Berapa kali USG Fetomaternal dilakukan?
Ketika dokter mencurigai adanya kemungkinan kehamilan risiko tinggi pada Ibu, biasanya mereka akan langsung memberikan rujukan ke dokter subspesialis yang bersangkutan. Menurut dokter Lilia, USG Fetomaternal biasanya membutuhkan waktu yang lebih lama untuk proses screening.
Tujuannya untuk mendapatkan hasil luaran yang baik dan akurat. Nah, USG Fetomaternal sendiri bisa dilakukan sebanyak 2 kali, yang pertama di trimester 1 (12-14 minggu).
USG Fetomaternal yang pertama ini dilakukan untuk melihat adanya risiko Down Syndrome pada bayi. Karena kondisi ini bisa meningkat apabila Ibu dengan kehamilan risiko tinggi berusia di atas 35 tahun.
Untuk USG Fetomaternal yang kedua bisa dilakukan pada trimester 2 (22-28 minggu). Pada waktu ini, biasanya organ tubuh bayi bisa lebih terlihat dengan jelas, mulai dari organ kepala, kaki, aliran darah ke otak dan lain sebagainya.

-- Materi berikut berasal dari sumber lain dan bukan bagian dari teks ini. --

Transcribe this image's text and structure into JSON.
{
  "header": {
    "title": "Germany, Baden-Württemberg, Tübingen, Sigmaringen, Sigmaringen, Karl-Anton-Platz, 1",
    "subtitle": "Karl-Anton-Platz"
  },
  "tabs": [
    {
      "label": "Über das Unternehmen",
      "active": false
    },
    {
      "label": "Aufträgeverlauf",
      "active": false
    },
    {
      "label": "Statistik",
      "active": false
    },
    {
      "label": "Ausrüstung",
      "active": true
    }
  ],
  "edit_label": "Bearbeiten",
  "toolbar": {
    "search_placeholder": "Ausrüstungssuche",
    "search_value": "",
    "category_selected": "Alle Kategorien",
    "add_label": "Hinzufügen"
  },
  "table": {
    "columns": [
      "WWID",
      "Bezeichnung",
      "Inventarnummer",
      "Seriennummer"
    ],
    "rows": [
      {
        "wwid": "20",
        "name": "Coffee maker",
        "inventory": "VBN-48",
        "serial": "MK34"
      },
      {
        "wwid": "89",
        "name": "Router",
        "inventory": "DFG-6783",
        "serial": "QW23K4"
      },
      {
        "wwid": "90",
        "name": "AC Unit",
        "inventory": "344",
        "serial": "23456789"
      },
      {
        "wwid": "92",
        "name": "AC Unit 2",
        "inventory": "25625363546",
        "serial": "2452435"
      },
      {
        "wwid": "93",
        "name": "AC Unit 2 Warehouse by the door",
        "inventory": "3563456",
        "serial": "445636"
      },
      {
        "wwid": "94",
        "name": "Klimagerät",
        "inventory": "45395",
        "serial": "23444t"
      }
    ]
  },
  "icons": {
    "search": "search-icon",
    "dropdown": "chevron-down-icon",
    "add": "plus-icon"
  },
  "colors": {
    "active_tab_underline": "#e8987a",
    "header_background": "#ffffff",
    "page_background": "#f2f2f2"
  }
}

“Nah, setelah selesai pemeriksaan, dokter akan menjelaskan hasil pada pasien langsung dan memberikan catatan pada dokter yang merujuk. Biasanya akurasi USG Fetomaternal adalah sebesar 60%. Tergantung usia Ibu, kondisi janin, dan posisi bayi bayi saat USG,” katanya.
Ketika posisi bayi tidak tepat atau sedang tengkurap atau dengan posisi lain, jelas hal ini bisa membuat pemeriksaan USG Fetomaternal jadi lebih sulit dan kurang akurat. Hal inilah yang kemudian membuat Ibu diminta untuk kembali melakukan USG Fetomaternal ulang pada hari-hari berikutnya.
Amankah Ibu dengan kehamilan risiko tinggi melakukan USG Fetomaternal?
Nggak perlu khawatir ya, Bu. Meski Ibu tergolong sedang menjalankan kehamilan risiko tinggi, dan disarankan melakukan USG Fetomaternal berulang, nyatanya pemeriksaan ini aman bagi kesehatan Ibu dan janin.
“USG Fetomaternal itu merupakan pemeriksaan melalui suara, dipantulkan, dan dengan bantuan gel bisa lihat gambar janin. Pemeriksaan ini nggak ada risikonya, sangat aman asalkan dilakukan secepat mungkin,” jelas dokter Lilia.
Apalagi dengan alat yang dimiliki banyak rumah sakit di Indonesia ini sudah ada perlindungan indeks mekanik dan sangat aman bagi Ibu dna janin. Terlebih, selama proses screening biasanya bayi akan selalu bergerak dan terlindung melalui dinding perut Ibu.
Hal ini membuat risiko dari USG Fetomaternal untuk mendeteksi kehamilan risiko tinggi, hampir tidak ada. Dokter Lilia juga menjelaskan, siapapun bisa melakukan USG Fetomaternal.
Ibu bisa datang ke konsultan Fetomaternal secara mandiri, dengan atau tanpa rujukan dari dokter kandungan sekalipun. Tapi, yang perlu diketahui adalah jumlah konsultan Fetomaternal di Indonesia masih sedikit.
Sehingga pemeriksaan ini nggak bisa dilakukan di semua rumah sakit. Artinya, nggak semua rumah sakit punya konsultan terkait. Untuk itulah, mengapa kebanyakan dokter cenderung memberikan rujukan ke rumah sakit tertentu ketika mencurigai adanya kelainan bagi Ibu dengan kehamilan risiko tinggi.